- Education: B.Sc., Physics, University of Ottawa M.A., PhD., Solid State Physics, University of Toronto
- Spouse: Rob Douglas
- Scientific career
- Institutions: University of Alberta University of Ottawa Canadian Association of Physicists National Research Council of Canada
- Thesis: Fast Fourier transform chlorine nuclear quadrupole resonance spectroscopy. (1982)

= Marie D'Iorio =

Canadian physicist

Marie D'Iorio is a Canadian physicist. She is a Senior Strategy Advisor at the University of Ottawa and President of Deep Tech Canada. She was elected to the Royal Society of Canada in 2006 and served as president of its Academy of Science. She was made a Fellow of the Canadian Association of Physicists in 2024.

== Career ==

After earning her Bachelor of Science, D'Iorio spent three summers studying pulse radiolysis of biological molecules bombarded with a linear accelerator. She developed an interest in multidisciplinary research and chose to study under Robin Armstrong at the University of Toronto (UoT). D'Iorio later admitted that her interest in multidisciplinary research nearly jeopardised her chance at earning a NSERC Centennial scholarship. After obtaining a Master's and Doctorate degree in Solid State Physics from UoT, she worked under K. Alex Müller at the IBM Zurich Research Laboratory. D'Iorio then joined the National Research Council of Canada (NRC) as a Research Associate in the Division of Physics, where she helped established Canada’s first very low temperature, high magnetic field laboratory to study quantum semiconductor devices. In 1998, she initiated and coordinated a project on organic materials for displays which later developed into her becoming the Director of Components Technologies at Institute for Microstructural Sciences.

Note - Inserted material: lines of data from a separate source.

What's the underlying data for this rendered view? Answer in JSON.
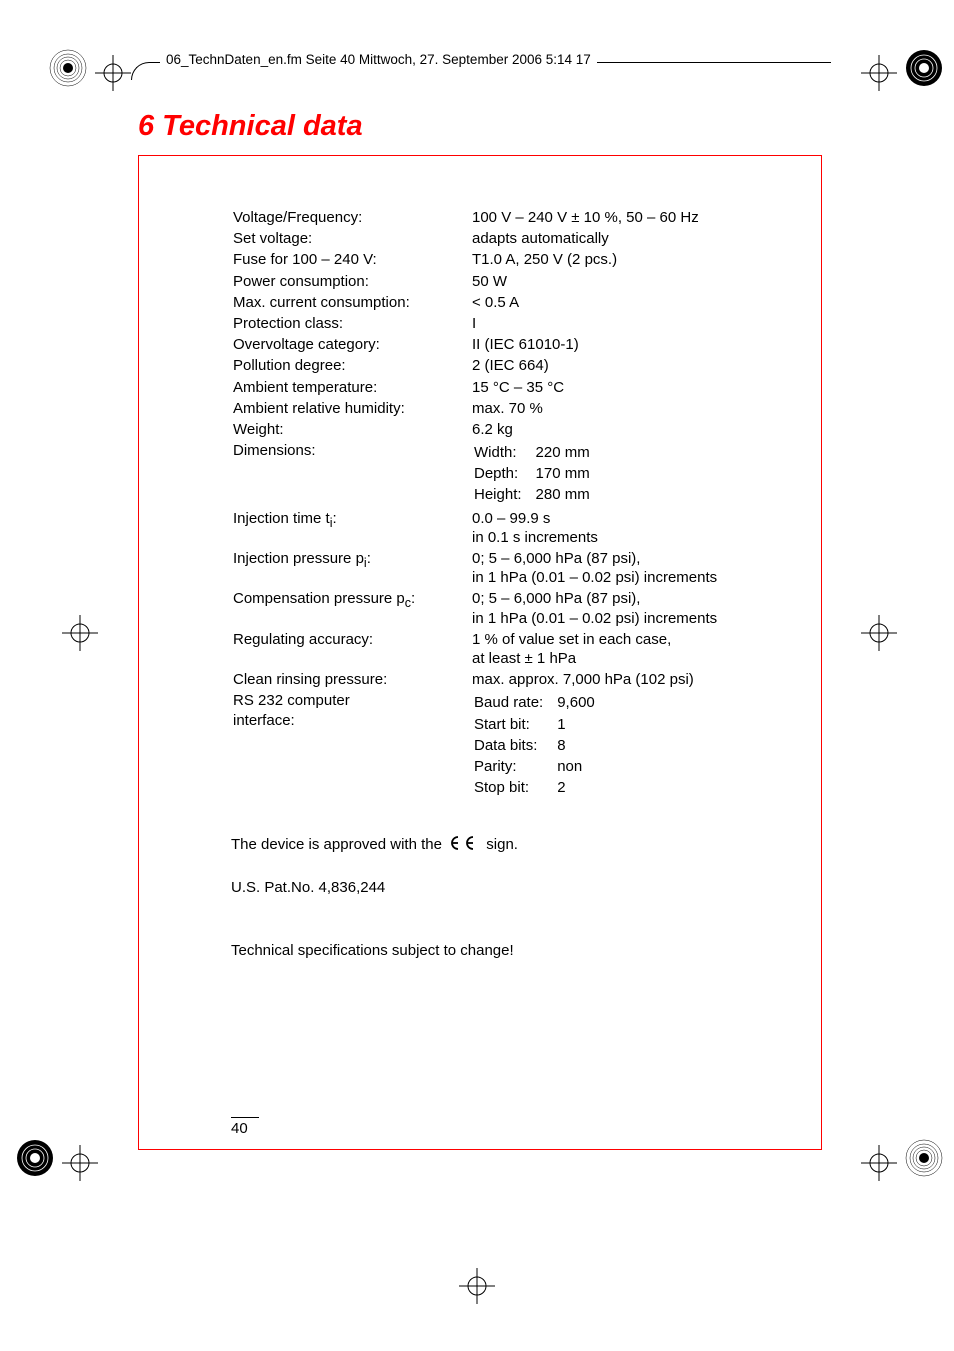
{
  "header": "06_TechnDaten_en.fm  Seite 40  Mittwoch, 27. September 2006  5:14 17",
  "chapterTitle": "6  Technical data",
  "specs": [
    {
      "label": "Voltage/Frequency:",
      "value": "100 V – 240 V ± 10 %, 50 – 60 Hz"
    },
    {
      "label": "Set voltage:",
      "value": "adapts automatically"
    },
    {
      "label": "Fuse for 100 – 240 V:",
      "value": "T1.0 A, 250 V (2 pcs.)"
    },
    {
      "label": "Power consumption:",
      "value": "50 W"
    },
    {
      "label": "Max. current consumption:",
      "value": "< 0.5 A"
    },
    {
      "label": "Protection class:",
      "value": "I"
    },
    {
      "label": "Overvoltage category:",
      "value": "II (IEC 61010-1)"
    },
    {
      "label": "Pollution degree:",
      "value": "2 (IEC 664)"
    },
    {
      "label": "Ambient temperature:",
      "value": "15 °C – 35 °C"
    },
    {
      "label": "Ambient relative humidity:",
      "value": "max. 70 %"
    },
    {
      "label": "Weight:",
      "value": "6.2 kg"
    }
  ],
  "dimensions": {
    "label": "Dimensions:",
    "rows": [
      {
        "k": "Width:",
        "v": "220 mm"
      },
      {
        "k": "Depth:",
        "v": "170 mm"
      },
      {
        "k": "Height:",
        "v": "280 mm"
      }
    ]
  },
  "injectionTime": {
    "labelPrefix": "Injection time t",
    "labelSub": "i",
    "labelSuffix": ":",
    "line1": "0.0 – 99.9 s",
    "line2": "in 0.1 s increments"
  },
  "injectionPressure": {
    "labelPrefix": "Injection pressure p",
    "labelSub": "i",
    "labelSuffix": ":",
    "line1": "0; 5 – 6,000 hPa (87 psi),",
    "line2": "in 1 hPa (0.01 – 0.02 psi) increments"
  },
  "compensationPressure": {
    "labelPrefix": "Compensation pressure p",
    "labelSub": "c",
    "labelSuffix": ":",
    "line1": "0; 5 – 6,000 hPa (87 psi),",
    "line2": "in 1 hPa (0.01 – 0.02 psi) increments"
  },
  "regulatingAccuracy": {
    "label": "Regulating accuracy:",
    "line1": "1 % of value set in each case,",
    "line2": "at least ± 1 hPa"
  },
  "cleanRinsing": {
    "label": "Clean rinsing pressure:",
    "value": "max. approx. 7,000 hPa (102 psi)"
  },
  "rs232": {
    "label1": "RS 232 computer",
    "label2": "interface:",
    "rows": [
      {
        "k": "Baud rate:",
        "v": "9,600"
      },
      {
        "k": "Start bit:",
        "v": "1"
      },
      {
        "k": "Data bits:",
        "v": "8"
      },
      {
        "k": "Parity:",
        "v": "non"
      },
      {
        "k": "Stop bit:",
        "v": "2"
      }
    ]
  },
  "ceTextBefore": "The device is approved with the ",
  "ceTextAfter": " sign.",
  "patentText": "U.S. Pat.No. 4,836,244",
  "changeText": "Technical specifications subject to change!",
  "pageNumber": "40",
  "colors": {
    "red": "#ff0000",
    "black": "#000000"
  }
}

In 1999, D'Iorio was elected to serve one term as President of the Canadian Association of Physicists. She then worked as the Director General of the National Research Council of Canada Institute for Microstructural Sciences from 2003 to 2011. D'Iorio was elected to the Royal Society of Canada in 2006. Prior to her election, she served
as member of the boards of National Capital Institute for Telecommunications and of Agile All Photonics Network; member of the scientific committee of the Canadian Institute for Photonics Innovation. From 2006 until 2011, she was also a member of the NRC Vision 2006-2011 team.

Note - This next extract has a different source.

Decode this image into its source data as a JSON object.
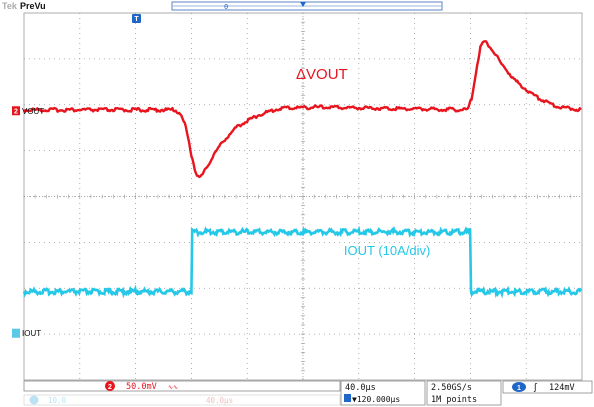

In 2012, she was named the Executive Director of Canada's National Institute for Nanotechnology and elected to the Royal Society of Canada's Executive Committee. She was also the recipient of the Queen Elizabeth II Diamond Jubilee Medal. She left the Council of Canadian Academies Board of Governors in 2014 and was replaced by Graham Bell. D'Iorio left the National Institute for Nanotechnology in 2016 to become Senior Strategy Advisor with the Office of the Vice President Research at the University of Ottawa. She also founded Deep Tech Canada (then under the name Nanocanada), a nonprofit connecting the actors in the nanotechnology sector of which she is President. In September 2025, she was appointed as the Canadian Association of Physicists' Chair of the Recognitions Committee.